You may consider your ability to respond to a request for ESI as a mere housekeeping matter, but the volume of ESI in your “possession, custody and control” grows almost invisibly. Your IT department buys bigger servers that hold more data, your employees get workstations with bigger hard drives and unless you have policies and practices in place that manage the growth, distribution and storage of this data, you may find yourself nearly paralyzed by the decision of where to start the next time you have to respond to an electronic discovery request. Unless you put a Litigation Response Plan in place, you will find yourself repeating a time consuming, disruptive and expensive exercise with each new request. If you fail to be proactive about meeting this challenge head on, your costs for procrastinating will eat up human resources and your bottom line.
A Daegis consultant can work with you to provide the focus and forward momentum needed to get you through the assessment phase as efficiently as possible. You can rely on Daegis experts to conduct a cohesive analysis of your real world practices that will identify areas of risk, inefficiency and high cost. The first step in creating a business process for managing electronic discovery is a Litigation Readiness Assessment which requires you to do the following:
It is essential to know which individuals in which part of your organization have a role to play in responding to electronic discovery requests. Your IT director may be the first person opposing counsel wants to depose, but it may be some very junior employee who knows that the written back up protocol is not the company practice. Whether they are legal, IT, administrative or operations players, we recognize the need to drill down through the ranks to identify the people that are doing the work that matters in responding to discovery requests.
ESI is ubiquitous in today’s business world. It resides on the familiar employee workstation and on network servers, but it may also be found on your digital copier, your voicemail system and on the Bernoulli disks gathering dust in the IT secure storage area. Demonstrate to your opponent and the court the good faith effort you applied in responding to a discovery request by creating a data map. As part of our assessment we will determine what in-house resources you have that may serve as a foundation for a data map. If you have already completed the data mapping effort, we will evaluate your procedure for keeping the map up to date. If you do not yet have a data map, each new litigation provides the opportunity to begin the process so you will not find yourself in the middle of another fire drill when the next complaint is filed. Whether you decide to approach data mapping incrementally or globally, you will find the time your team spends looking for ESI will drastically decrease and so will your costs. Data mapping services are offered as part of our Corporate Litigation Response Strategy analysis.

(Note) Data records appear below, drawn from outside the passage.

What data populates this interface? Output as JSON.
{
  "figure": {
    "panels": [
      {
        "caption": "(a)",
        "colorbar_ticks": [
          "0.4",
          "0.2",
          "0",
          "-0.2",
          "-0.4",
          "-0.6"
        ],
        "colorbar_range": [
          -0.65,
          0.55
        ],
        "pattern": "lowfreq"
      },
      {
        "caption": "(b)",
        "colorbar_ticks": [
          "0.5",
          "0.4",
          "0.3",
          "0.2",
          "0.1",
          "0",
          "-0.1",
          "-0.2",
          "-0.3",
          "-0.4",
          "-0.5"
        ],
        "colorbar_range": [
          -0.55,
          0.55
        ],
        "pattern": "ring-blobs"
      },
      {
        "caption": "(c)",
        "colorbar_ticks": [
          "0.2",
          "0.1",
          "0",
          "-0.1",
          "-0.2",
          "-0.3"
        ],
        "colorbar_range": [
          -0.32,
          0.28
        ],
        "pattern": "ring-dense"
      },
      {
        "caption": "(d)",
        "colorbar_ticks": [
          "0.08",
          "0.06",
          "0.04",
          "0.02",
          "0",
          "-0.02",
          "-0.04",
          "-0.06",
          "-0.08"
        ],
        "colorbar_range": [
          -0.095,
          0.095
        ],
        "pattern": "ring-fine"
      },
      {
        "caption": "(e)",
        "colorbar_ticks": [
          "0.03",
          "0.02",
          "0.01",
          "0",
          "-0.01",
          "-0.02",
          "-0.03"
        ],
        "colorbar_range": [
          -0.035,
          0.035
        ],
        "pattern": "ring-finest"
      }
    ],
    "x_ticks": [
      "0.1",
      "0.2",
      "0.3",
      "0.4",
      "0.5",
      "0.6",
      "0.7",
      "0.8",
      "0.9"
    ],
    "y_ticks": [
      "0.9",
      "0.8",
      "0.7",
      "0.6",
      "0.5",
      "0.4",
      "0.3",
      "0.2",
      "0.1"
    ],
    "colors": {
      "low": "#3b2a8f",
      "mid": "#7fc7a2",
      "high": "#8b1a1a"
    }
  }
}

There is no question that opposing counsel will ask you to produce your written policies regarding back up schedules, e-mail retention and document management. But a surprising number of organizations cannot readily access these documents and have never reviewed them for purposes of understanding their impact on discovery response efforts. Compilation and analysis of applicable documentation puts you one giant step ahead of the game.
Before you can determine whether your existing litigation response strategy is legally defensible, you have to understand how you are currently managing the process. We document your current strategy so it can be evaluated and improved upon.
As a final step, we provide you with a detailed Litigation Assessment Report that gives you a comprehensive view of your current status and includes recommendations for changes to implement electronic discovery best practices.